The Hobby Lobby case is one such example that could have been ripe for legislative nullification given a cooperative membership in the Legislative and Executive branches.

One problem is that some government actions limit other government actions. If you minimize one, you increase the sway of the other.

Also, some actions are “negatives” of other actions. The constitution doesn’t say that the military is permitted to enlist gays…therefore they can’t? But the constitution also doesn’t say that the military is allowed to reject gays from enlisting, so they can’t do that, either.

The next problem is, who gets to say? You might believe that action X is not supported by the constitution, but another guy believes it is. Who gets his way, you or the other guy?

And, of course, the problem after that is who watches the watchmen? What if a corrupt President, a complacent Congress, and a conniving Court all conspire to…I dunno…kick all the gays out of the military?

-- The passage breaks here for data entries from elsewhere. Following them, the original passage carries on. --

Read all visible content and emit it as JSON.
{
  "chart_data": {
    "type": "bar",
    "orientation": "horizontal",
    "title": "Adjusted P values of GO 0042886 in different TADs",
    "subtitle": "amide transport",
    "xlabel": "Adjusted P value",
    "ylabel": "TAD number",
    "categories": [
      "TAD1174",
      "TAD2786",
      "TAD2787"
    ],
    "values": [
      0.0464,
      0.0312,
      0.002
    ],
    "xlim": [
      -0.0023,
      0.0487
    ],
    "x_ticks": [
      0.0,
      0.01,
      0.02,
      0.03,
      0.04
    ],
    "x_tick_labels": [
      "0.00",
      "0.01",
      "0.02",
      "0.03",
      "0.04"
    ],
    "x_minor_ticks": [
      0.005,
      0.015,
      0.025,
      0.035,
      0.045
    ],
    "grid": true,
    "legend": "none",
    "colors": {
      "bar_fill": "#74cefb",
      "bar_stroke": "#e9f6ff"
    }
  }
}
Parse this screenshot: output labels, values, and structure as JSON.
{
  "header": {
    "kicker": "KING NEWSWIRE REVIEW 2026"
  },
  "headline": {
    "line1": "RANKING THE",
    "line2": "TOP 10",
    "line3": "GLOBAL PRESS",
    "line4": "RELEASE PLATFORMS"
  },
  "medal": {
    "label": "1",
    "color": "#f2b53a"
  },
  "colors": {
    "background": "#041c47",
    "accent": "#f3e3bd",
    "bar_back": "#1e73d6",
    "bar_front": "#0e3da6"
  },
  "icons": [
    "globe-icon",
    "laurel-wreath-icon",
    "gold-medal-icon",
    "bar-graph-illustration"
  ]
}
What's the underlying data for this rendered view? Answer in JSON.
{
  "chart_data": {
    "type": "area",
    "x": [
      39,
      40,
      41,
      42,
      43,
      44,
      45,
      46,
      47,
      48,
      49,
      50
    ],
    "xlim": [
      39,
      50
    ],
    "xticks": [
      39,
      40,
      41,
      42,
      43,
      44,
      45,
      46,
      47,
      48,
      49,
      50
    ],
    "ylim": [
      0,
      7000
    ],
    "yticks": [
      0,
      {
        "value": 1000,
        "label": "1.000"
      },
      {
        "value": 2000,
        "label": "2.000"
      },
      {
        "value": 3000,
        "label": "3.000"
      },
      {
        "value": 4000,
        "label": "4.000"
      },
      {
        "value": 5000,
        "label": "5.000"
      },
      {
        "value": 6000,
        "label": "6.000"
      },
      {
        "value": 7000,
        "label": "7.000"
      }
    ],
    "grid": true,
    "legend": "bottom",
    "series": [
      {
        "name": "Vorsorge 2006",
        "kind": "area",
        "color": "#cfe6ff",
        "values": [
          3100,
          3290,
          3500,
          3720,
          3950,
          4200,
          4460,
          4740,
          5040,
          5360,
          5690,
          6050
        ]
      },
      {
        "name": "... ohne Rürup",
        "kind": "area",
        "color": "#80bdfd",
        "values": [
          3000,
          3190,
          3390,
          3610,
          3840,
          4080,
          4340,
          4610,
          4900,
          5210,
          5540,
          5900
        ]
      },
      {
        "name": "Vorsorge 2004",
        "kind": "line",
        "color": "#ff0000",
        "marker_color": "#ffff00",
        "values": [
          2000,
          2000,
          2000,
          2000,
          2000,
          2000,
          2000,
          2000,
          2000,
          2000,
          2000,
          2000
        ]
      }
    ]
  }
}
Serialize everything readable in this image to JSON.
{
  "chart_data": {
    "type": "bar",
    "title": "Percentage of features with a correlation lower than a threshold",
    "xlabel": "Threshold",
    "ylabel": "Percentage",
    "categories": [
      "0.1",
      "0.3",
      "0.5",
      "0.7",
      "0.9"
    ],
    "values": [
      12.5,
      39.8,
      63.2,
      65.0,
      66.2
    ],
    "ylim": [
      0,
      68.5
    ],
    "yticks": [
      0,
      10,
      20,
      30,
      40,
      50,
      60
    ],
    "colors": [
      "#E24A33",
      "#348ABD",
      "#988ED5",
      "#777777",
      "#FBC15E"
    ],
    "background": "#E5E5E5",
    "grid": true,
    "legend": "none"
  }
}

Judicial review was discussed during the Constitutional Convention and during the state ratification conventions. This is an area that has been heavily researched and discussed in law review journals, with the consensus being that objections to the idea of judicial review was a minority view during the ratification process.

Moreover, in Federalist No. 78, Alexander Hamilton unequivocally wrote that Courts had the power to review the constitutionality of laws passed by Congress:

Marbury v. Madison is important because it was the first time the Supreme Court articulated its judicial review authority. But looking at the history of the Constitution and the ratification process it is clear that judicial review was not a controversial subject among the framers, and instead was something most of the delegates assumed the Court would naturally have under Article III of the Constitution.